Amezalpat is an inhibitor of PPAR-alpha, the key regulator of fatty acid oxidation (FAO), which is a key metabolic pathway used by immunosuppressive macrophages and regulatory T cells (Tregs). Both cell populations are associated with poor prognosis in multiple cancer indications. Data presented demonstrated that amezalpat inhibits the development of these cells from precursor populations and is associated with reduced mitochondrial mass, the site of FAO, in immunosuppressive macrophages. Additionally, treatment of Tregs or immunosuppressive macrophages with amezalpat in the presence of tumor and cytotoxic T cells decreases anti-inflammatory cytokine production, indicating blockade of immune suppression that likely contributes to the efficacy of amezalpat observed in clinical trials.
About Amezalpat
Amezalpat is an oral, small molecule, selective PPAR⍺ antagonist.
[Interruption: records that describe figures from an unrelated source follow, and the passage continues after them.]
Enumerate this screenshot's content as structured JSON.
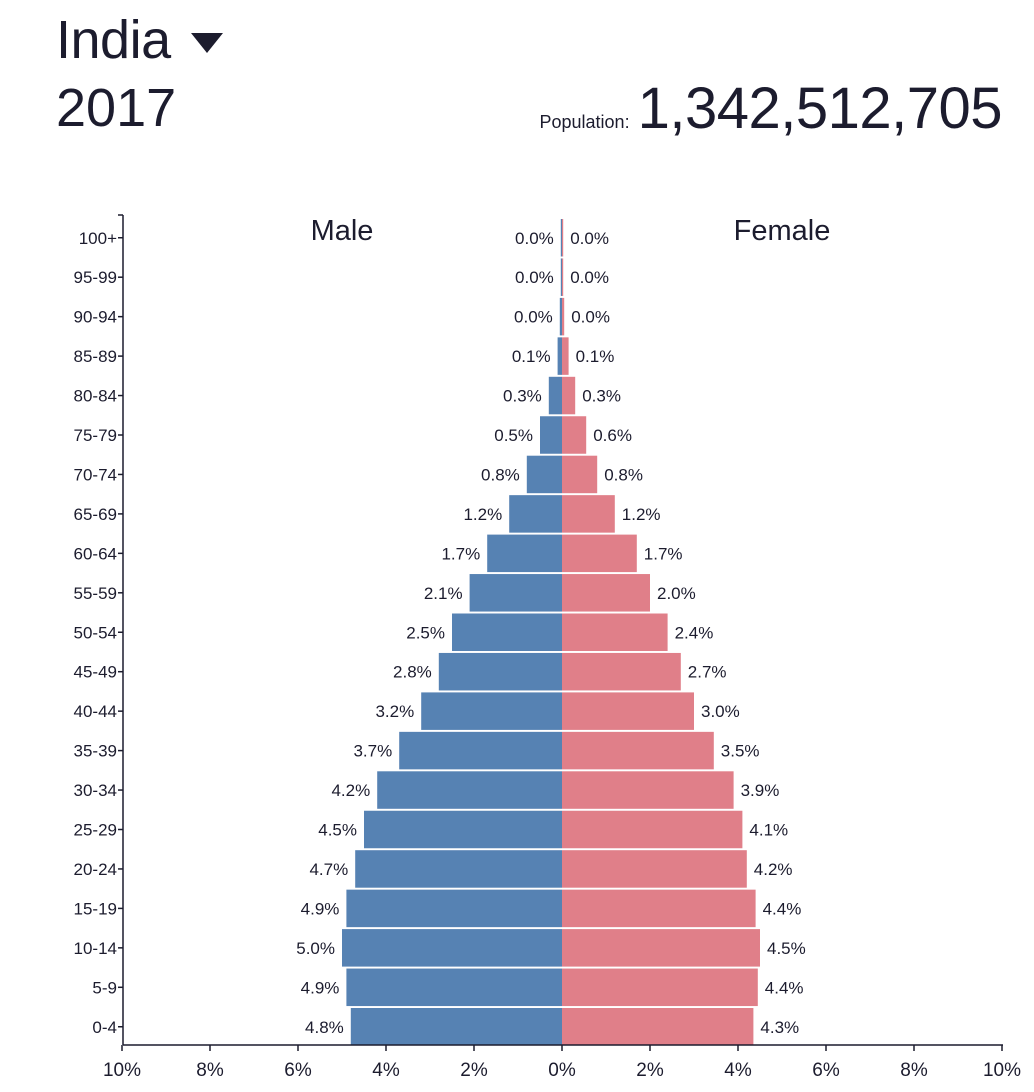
{
  "header": {
    "country": "India",
    "year": "2017",
    "population_label": "Population:",
    "population_value": "1,342,512,705"
  },
  "colors": {
    "male": "#5682b3",
    "female": "#e07f89",
    "text": "#1c1c2e"
  },
  "chart_data": {
    "type": "bar",
    "orientation": "horizontal-pyramid",
    "categories": [
      "100+",
      "95-99",
      "90-94",
      "85-89",
      "80-84",
      "75-79",
      "70-74",
      "65-69",
      "60-64",
      "55-59",
      "50-54",
      "45-49",
      "40-44",
      "35-39",
      "30-34",
      "25-29",
      "20-24",
      "15-19",
      "10-14",
      "5-9",
      "0-4"
    ],
    "series": [
      {
        "name": "Male",
        "side": "left",
        "values": [
          0.0,
          0.0,
          0.05,
          0.1,
          0.3,
          0.5,
          0.8,
          1.2,
          1.7,
          2.1,
          2.5,
          2.8,
          3.2,
          3.7,
          4.2,
          4.5,
          4.7,
          4.9,
          5.0,
          4.9,
          4.8
        ],
        "labels": [
          "0.0%",
          "0.0%",
          "0.0%",
          "0.1%",
          "0.3%",
          "0.5%",
          "0.8%",
          "1.2%",
          "1.7%",
          "2.1%",
          "2.5%",
          "2.8%",
          "3.2%",
          "3.7%",
          "4.2%",
          "4.5%",
          "4.7%",
          "4.9%",
          "5.0%",
          "4.9%",
          "4.8%"
        ]
      },
      {
        "name": "Female",
        "side": "right",
        "values": [
          0.0,
          0.0,
          0.05,
          0.15,
          0.3,
          0.55,
          0.8,
          1.2,
          1.7,
          2.0,
          2.4,
          2.7,
          3.0,
          3.45,
          3.9,
          4.1,
          4.2,
          4.4,
          4.5,
          4.45,
          4.35
        ],
        "labels": [
          "0.0%",
          "0.0%",
          "0.0%",
          "0.1%",
          "0.3%",
          "0.6%",
          "0.8%",
          "1.2%",
          "1.7%",
          "2.0%",
          "2.4%",
          "2.7%",
          "3.0%",
          "3.5%",
          "3.9%",
          "4.1%",
          "4.2%",
          "4.4%",
          "4.5%",
          "4.4%",
          "4.3%"
        ]
      }
    ],
    "xlim": [
      -10,
      10
    ],
    "xticks": [
      "10%",
      "8%",
      "6%",
      "4%",
      "2%",
      "0%",
      "2%",
      "4%",
      "6%",
      "8%",
      "10%"
    ],
    "grid": false
  }
}
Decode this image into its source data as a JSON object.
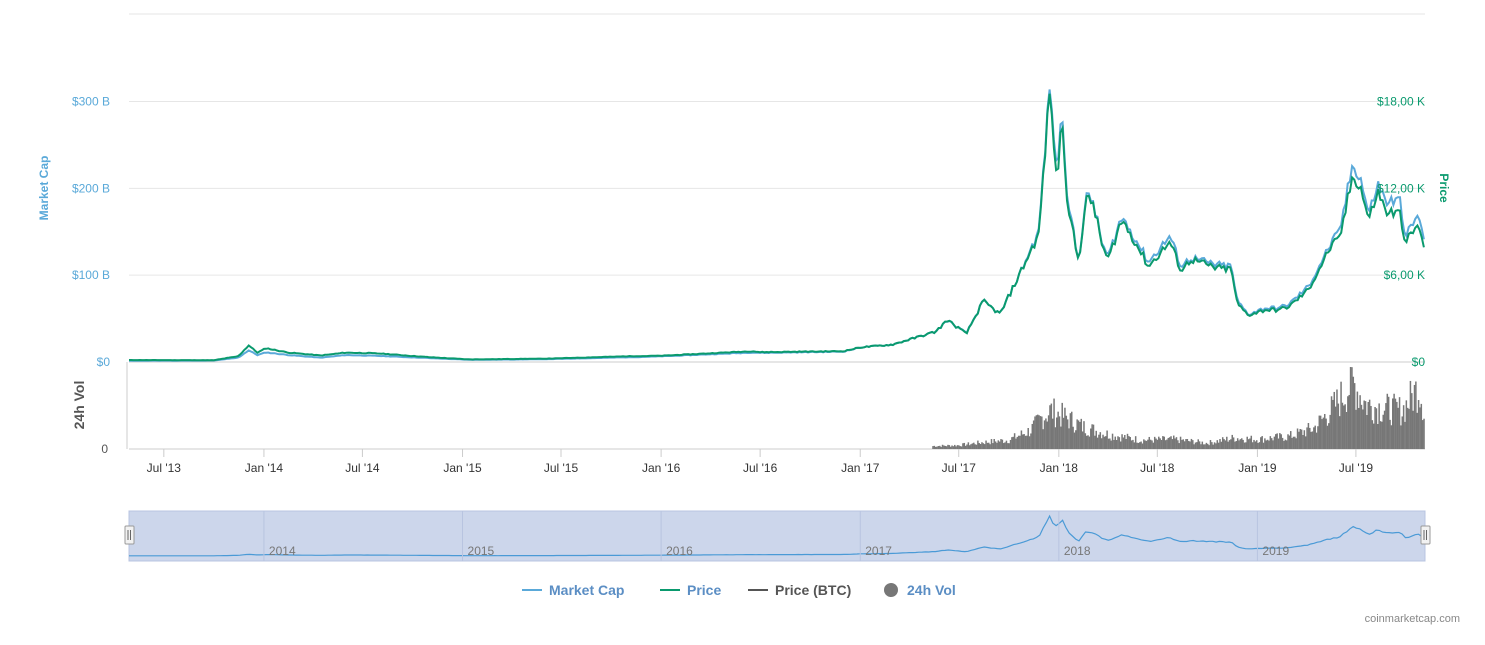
{
  "chart_data": {
    "type": "line",
    "x_range": [
      "2013-04-28",
      "2019-11-05"
    ],
    "y_left": {
      "label": "Market Cap",
      "ticks": [
        "$0",
        "$100 B",
        "$200 B",
        "$300 B"
      ],
      "ylim": [
        0,
        300
      ]
    },
    "y_right": {
      "label": "Price",
      "ticks": [
        "$0",
        "$6,00 K",
        "$12,00 K",
        "$18,00 K"
      ],
      "ylim": [
        0,
        18000
      ]
    },
    "y_volume": {
      "label": "24h Vol",
      "ticks": [
        "0"
      ]
    },
    "x_ticks": [
      "Jul '13",
      "Jan '14",
      "Jul '14",
      "Jan '15",
      "Jul '15",
      "Jan '16",
      "Jul '16",
      "Jan '17",
      "Jul '17",
      "Jan '18",
      "Jul '18",
      "Jan '19",
      "Jul '19"
    ],
    "navigator_labels": [
      "2014",
      "2015",
      "2016",
      "2017",
      "2018",
      "2019"
    ],
    "series": [
      {
        "name": "Market Cap",
        "color": "#5aa9d9",
        "unit": "billion USD",
        "points": [
          [
            "2013-04-28",
            1.5
          ],
          [
            "2013-10-01",
            1.7
          ],
          [
            "2013-11-15",
            5
          ],
          [
            "2013-12-04",
            13.5
          ],
          [
            "2013-12-20",
            8
          ],
          [
            "2014-01-05",
            11
          ],
          [
            "2014-02-15",
            8
          ],
          [
            "2014-04-15",
            5
          ],
          [
            "2014-06-01",
            8
          ],
          [
            "2014-08-01",
            7
          ],
          [
            "2014-11-01",
            4.5
          ],
          [
            "2015-01-14",
            2.5
          ],
          [
            "2015-06-01",
            3.2
          ],
          [
            "2015-11-05",
            5.5
          ],
          [
            "2016-01-01",
            6.5
          ],
          [
            "2016-06-17",
            11
          ],
          [
            "2016-07-01",
            10.5
          ],
          [
            "2016-12-01",
            12
          ],
          [
            "2017-01-03",
            17
          ],
          [
            "2017-03-01",
            20
          ],
          [
            "2017-05-20",
            35
          ],
          [
            "2017-06-10",
            48
          ],
          [
            "2017-07-15",
            33
          ],
          [
            "2017-08-15",
            70
          ],
          [
            "2017-09-15",
            55
          ],
          [
            "2017-10-20",
            100
          ],
          [
            "2017-11-25",
            150
          ],
          [
            "2017-12-17",
            330
          ],
          [
            "2017-12-22",
            250
          ],
          [
            "2017-12-30",
            230
          ],
          [
            "2018-01-07",
            290
          ],
          [
            "2018-01-17",
            190
          ],
          [
            "2018-02-06",
            115
          ],
          [
            "2018-02-20",
            190
          ],
          [
            "2018-03-05",
            185
          ],
          [
            "2018-03-20",
            140
          ],
          [
            "2018-04-01",
            120
          ],
          [
            "2018-04-25",
            165
          ],
          [
            "2018-05-05",
            160
          ],
          [
            "2018-06-15",
            115
          ],
          [
            "2018-07-24",
            145
          ],
          [
            "2018-08-14",
            110
          ],
          [
            "2018-09-01",
            120
          ],
          [
            "2018-10-15",
            112
          ],
          [
            "2018-11-14",
            110
          ],
          [
            "2018-11-25",
            70
          ],
          [
            "2018-12-15",
            55
          ],
          [
            "2019-01-15",
            62
          ],
          [
            "2019-02-10",
            62
          ],
          [
            "2019-03-01",
            67
          ],
          [
            "2019-04-05",
            87
          ],
          [
            "2019-05-15",
            135
          ],
          [
            "2019-06-01",
            150
          ],
          [
            "2019-06-26",
            230
          ],
          [
            "2019-07-10",
            210
          ],
          [
            "2019-07-25",
            170
          ],
          [
            "2019-08-10",
            205
          ],
          [
            "2019-08-25",
            185
          ],
          [
            "2019-09-20",
            185
          ],
          [
            "2019-10-01",
            145
          ],
          [
            "2019-10-25",
            170
          ],
          [
            "2019-11-05",
            130
          ]
        ]
      },
      {
        "name": "Price",
        "color": "#0a9a6e",
        "unit": "USD",
        "points": [
          [
            "2013-04-28",
            135
          ],
          [
            "2013-10-01",
            125
          ],
          [
            "2013-11-15",
            400
          ],
          [
            "2013-12-04",
            1150
          ],
          [
            "2013-12-20",
            650
          ],
          [
            "2014-01-05",
            950
          ],
          [
            "2014-02-15",
            650
          ],
          [
            "2014-04-15",
            450
          ],
          [
            "2014-06-01",
            650
          ],
          [
            "2014-08-01",
            590
          ],
          [
            "2014-11-01",
            330
          ],
          [
            "2015-01-14",
            180
          ],
          [
            "2015-06-01",
            230
          ],
          [
            "2015-11-05",
            400
          ],
          [
            "2016-01-01",
            430
          ],
          [
            "2016-06-17",
            750
          ],
          [
            "2016-07-01",
            680
          ],
          [
            "2016-12-01",
            750
          ],
          [
            "2017-01-03",
            1020
          ],
          [
            "2017-03-01",
            1200
          ],
          [
            "2017-05-20",
            2100
          ],
          [
            "2017-06-10",
            2900
          ],
          [
            "2017-07-15",
            1950
          ],
          [
            "2017-08-15",
            4200
          ],
          [
            "2017-09-15",
            3300
          ],
          [
            "2017-10-20",
            6000
          ],
          [
            "2017-11-25",
            8800
          ],
          [
            "2017-12-17",
            19500
          ],
          [
            "2017-12-22",
            14500
          ],
          [
            "2017-12-30",
            13000
          ],
          [
            "2018-01-07",
            17000
          ],
          [
            "2018-01-17",
            11000
          ],
          [
            "2018-02-06",
            6900
          ],
          [
            "2018-02-20",
            11200
          ],
          [
            "2018-03-05",
            11000
          ],
          [
            "2018-03-20",
            8300
          ],
          [
            "2018-04-01",
            7000
          ],
          [
            "2018-04-25",
            9700
          ],
          [
            "2018-05-05",
            9400
          ],
          [
            "2018-06-15",
            6600
          ],
          [
            "2018-07-24",
            8300
          ],
          [
            "2018-08-14",
            6300
          ],
          [
            "2018-09-01",
            7100
          ],
          [
            "2018-10-15",
            6500
          ],
          [
            "2018-11-14",
            6400
          ],
          [
            "2018-11-25",
            4000
          ],
          [
            "2018-12-15",
            3250
          ],
          [
            "2019-01-15",
            3600
          ],
          [
            "2019-02-10",
            3600
          ],
          [
            "2019-03-01",
            3850
          ],
          [
            "2019-04-05",
            5000
          ],
          [
            "2019-05-15",
            7900
          ],
          [
            "2019-06-01",
            8500
          ],
          [
            "2019-06-26",
            13000
          ],
          [
            "2019-07-10",
            12000
          ],
          [
            "2019-07-25",
            9800
          ],
          [
            "2019-08-10",
            11800
          ],
          [
            "2019-08-25",
            10400
          ],
          [
            "2019-09-20",
            10200
          ],
          [
            "2019-10-01",
            8300
          ],
          [
            "2019-10-25",
            9500
          ],
          [
            "2019-11-05",
            7300
          ]
        ]
      },
      {
        "name": "24h Vol",
        "color": "#777777",
        "unit": "relative",
        "points": [
          [
            "2017-05-15",
            0.04
          ],
          [
            "2017-07-01",
            0.05
          ],
          [
            "2017-08-15",
            0.09
          ],
          [
            "2017-10-01",
            0.12
          ],
          [
            "2017-11-10",
            0.25
          ],
          [
            "2017-12-01",
            0.42
          ],
          [
            "2017-12-17",
            0.52
          ],
          [
            "2018-01-15",
            0.42
          ],
          [
            "2018-02-15",
            0.3
          ],
          [
            "2018-04-01",
            0.2
          ],
          [
            "2018-06-01",
            0.12
          ],
          [
            "2018-08-01",
            0.13
          ],
          [
            "2018-10-01",
            0.08
          ],
          [
            "2018-11-20",
            0.15
          ],
          [
            "2019-01-01",
            0.13
          ],
          [
            "2019-03-01",
            0.17
          ],
          [
            "2019-04-15",
            0.28
          ],
          [
            "2019-05-20",
            0.55
          ],
          [
            "2019-06-26",
            0.9
          ],
          [
            "2019-07-20",
            0.6
          ],
          [
            "2019-08-20",
            0.55
          ],
          [
            "2019-09-25",
            0.52
          ],
          [
            "2019-10-26",
            0.85
          ],
          [
            "2019-11-05",
            0.45
          ]
        ]
      }
    ],
    "legend": [
      {
        "name": "Market Cap",
        "marker": "line",
        "color": "#5aa9d9",
        "text_color": "#5b8ec4"
      },
      {
        "name": "Price",
        "marker": "line",
        "color": "#0a9a6e",
        "text_color": "#5b8ec4"
      },
      {
        "name": "Price (BTC)",
        "marker": "line",
        "color": "#555555",
        "text_color": "#555555"
      },
      {
        "name": "24h Vol",
        "marker": "circle",
        "color": "#777777",
        "text_color": "#5b8ec4"
      }
    ],
    "legend_position": "bottom-center",
    "credit": "coinmarketcap.com",
    "grid": true
  }
}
Data suggests that amezalpat treats cancer by targeting tumor cells directly and by modulating immune suppressive cells and angiogenesis in the tumor microenvironment. In a global randomized phase 1b/2 study of amezalpat in combination with atezolizumab and bevacizumab in first-line patients with advanced HCC, the amezalpat arm showed clinical superiority across multiple study endpoints, including overall survival in both the entire population and key subpopulations, when compared to atezolizumab and bevacizumab alone, the standard of care. These randomized data were supported by additional positive results observed in the Phase 1 clinical trial in patients with heavily pretreated advanced solid tumors, including renal cell carcinoma and cholangiocarcinoma.